A piece by Glenn Greenwald over at Salon.com a few weeks ago points out many examples how so much of Obama’s talk of change was just that: talk.
“When it comes to uprooting (’changing’) the Bush/Cheney approach to terrorism and civil liberties — the issue which generated as much opposition to the last presidency as anything else — the Obama administration has proven rather conclusively that tiny and cosmetic adjustments are the most it is willing to do.
“They love announcing new policies that cast the appearance of change but which have no effect whatsoever on presidential powers.
“With great fanfare, they announced the closing of CIA black sites — at a time when none was operating.
“They trumpeted the President’s order that no interrogation tactics outside of the Army Field Manual could be used — at a time when approval for such tactics had been withdrawn.
“They repudiated the most extreme elements of the Bush/Addington/Yoo ‘inherent power’ theories — while maintaining alternative justifications to enable the same exact policies to proceed exactly as is.
“They flamboyantly touted the closing of Guantanamo — while aggressively defending the right to abduct people from around the world and then imprison them with no due process at Bagram.
“Their ‘changes’ exist solely in theory — which isn’t to say that they are all irrelevant, but it is to say that they change nothing in practice: i.e., in reality.”
“Isn’t it so interesting how the phrase ‘Patriot Act’ was the symbol of everything Democrats claimed to find so heinous during the Bush years, but now that there’s a Democratic President, Senate and Congress, it’s absolutely certain that the Patriot Act will continue, and civil libertarians are reduced to hoping that there may be some tiny modifications to it, and even that’s highly unlikely?”
Ron Paul published a video answering the question, “What do you think about Obama winning the Nobel Peace Price?”
Ron covers many of the same points critics have made already, but he interestingly points out that the anti-war Left is AWOL now that Obama is in office.
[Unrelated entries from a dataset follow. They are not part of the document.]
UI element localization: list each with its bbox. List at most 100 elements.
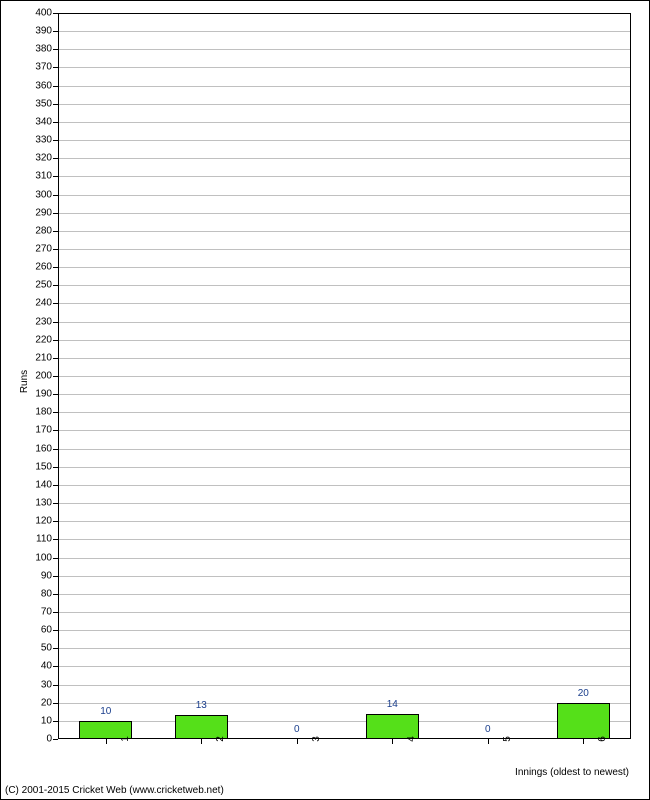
y-tick-label: 390: [35, 26, 58, 37]
grid-line: [58, 231, 631, 232]
y-tick-label: 260: [35, 262, 58, 273]
grid-line: [58, 104, 631, 105]
y-tick-label: 330: [35, 135, 58, 146]
grid-line: [58, 31, 631, 32]
grid-line: [58, 539, 631, 540]
grid-line: [58, 285, 631, 286]
x-tick-label: 4: [392, 736, 417, 742]
axis-line: [58, 738, 631, 739]
grid-line: [58, 213, 631, 214]
y-tick-label: 210: [35, 352, 58, 363]
grid-line: [58, 322, 631, 323]
x-tick-label: 5: [488, 736, 513, 742]
y-tick-label: 140: [35, 479, 58, 490]
bar-value-label: 14: [387, 699, 398, 710]
grid-line: [58, 358, 631, 359]
grid-line: [58, 430, 631, 431]
grid-line: [58, 594, 631, 595]
grid-line: [58, 648, 631, 649]
grid-line: [58, 412, 631, 413]
y-tick-label: 350: [35, 98, 58, 109]
grid-line: [58, 267, 631, 268]
x-tick-label: 3: [297, 736, 322, 742]
bar-value-label: 0: [294, 724, 300, 735]
y-tick-label: 130: [35, 498, 58, 509]
grid-line: [58, 340, 631, 341]
y-tick-label: 170: [35, 425, 58, 436]
grid-line: [58, 303, 631, 304]
copyright-text: (C) 2001-2015 Cricket Web (www.cricketwe…: [5, 785, 224, 796]
y-tick-label: 70: [41, 606, 58, 617]
grid-line: [58, 521, 631, 522]
plot-area: 0102030405060708090100110120130140150160…: [58, 13, 631, 739]
y-tick-label: 250: [35, 280, 58, 291]
y-tick-label: 100: [35, 552, 58, 563]
bar-value-label: 0: [485, 724, 491, 735]
x-tick-label: 6: [583, 736, 608, 742]
y-tick-label: 110: [36, 534, 58, 545]
grid-line: [58, 576, 631, 577]
y-tick-label: 300: [35, 189, 58, 200]
y-tick-label: 30: [41, 679, 58, 690]
axis-line: [58, 13, 59, 739]
grid-line: [58, 467, 631, 468]
y-tick-label: 400: [35, 8, 58, 19]
y-tick-label: 240: [35, 298, 58, 309]
y-tick-label: 20: [41, 697, 58, 708]
bar-value-label: 13: [196, 700, 207, 711]
y-tick-label: 220: [35, 334, 58, 345]
y-tick-label: 80: [41, 588, 58, 599]
y-tick-label: 50: [41, 643, 58, 654]
y-tick-label: 60: [41, 625, 58, 636]
y-tick-label: 320: [35, 153, 58, 164]
y-tick-label: 120: [35, 516, 58, 527]
grid-line: [58, 630, 631, 631]
y-tick-label: 340: [35, 116, 58, 127]
grid-line: [58, 176, 631, 177]
y-tick-label: 270: [35, 243, 58, 254]
grid-line: [58, 158, 631, 159]
grid-line: [58, 67, 631, 68]
y-tick-label: 0: [46, 734, 58, 745]
grid-line: [58, 685, 631, 686]
grid-line: [58, 249, 631, 250]
y-axis-title: Runs: [19, 370, 30, 393]
grid-line: [58, 394, 631, 395]
grid-line: [58, 449, 631, 450]
y-tick-label: 280: [35, 225, 58, 236]
y-tick-label: 380: [35, 44, 58, 55]
y-tick-label: 190: [35, 389, 58, 400]
x-axis-title: Innings (oldest to newest): [515, 767, 629, 778]
y-tick-label: 360: [35, 80, 58, 91]
grid-line: [58, 503, 631, 504]
y-tick-label: 310: [35, 171, 58, 182]
y-tick-label: 10: [41, 715, 58, 726]
grid-line: [58, 703, 631, 704]
grid-line: [58, 195, 631, 196]
y-tick-label: 200: [35, 371, 58, 382]
axis-line: [58, 13, 631, 14]
y-tick-label: 160: [35, 443, 58, 454]
grid-line: [58, 721, 631, 722]
x-tick-label: 1: [106, 736, 131, 742]
grid-line: [58, 666, 631, 667]
y-tick-label: 230: [35, 316, 58, 327]
y-tick-label: 370: [35, 62, 58, 73]
chart-container: 0102030405060708090100110120130140150160…: [0, 0, 650, 800]
grid-line: [58, 612, 631, 613]
grid-line: [58, 140, 631, 141]
axis-line: [630, 13, 631, 739]
x-tick-label: 2: [201, 736, 226, 742]
bar: [557, 703, 610, 739]
bar-value-label: 20: [578, 688, 589, 699]
grid-line: [58, 49, 631, 50]
y-tick-label: 290: [35, 207, 58, 218]
grid-line: [58, 122, 631, 123]
y-tick-label: 180: [35, 407, 58, 418]
grid-line: [58, 376, 631, 377]
grid-line: [58, 485, 631, 486]
y-tick-label: 40: [41, 661, 58, 672]
grid-line: [58, 558, 631, 559]
y-tick-label: 90: [41, 570, 58, 581]
grid-line: [58, 86, 631, 87]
Projecting a bit into the future I’m curious what will become of these “Tea Partiers” if another big-government neo-conservative Republican wins the White House in 2012. Will they go AWOL too? I fear they will. Can we please, for the love of liberty, break this vicious cycle?
Partisanship is an evil drug and too many Republicans and Democrats are addicted. The Constitution was not created for convenience or whim. It was once the “supreme law of the land”, but now it really has become “just a god-damned piece of paper” for far too many people.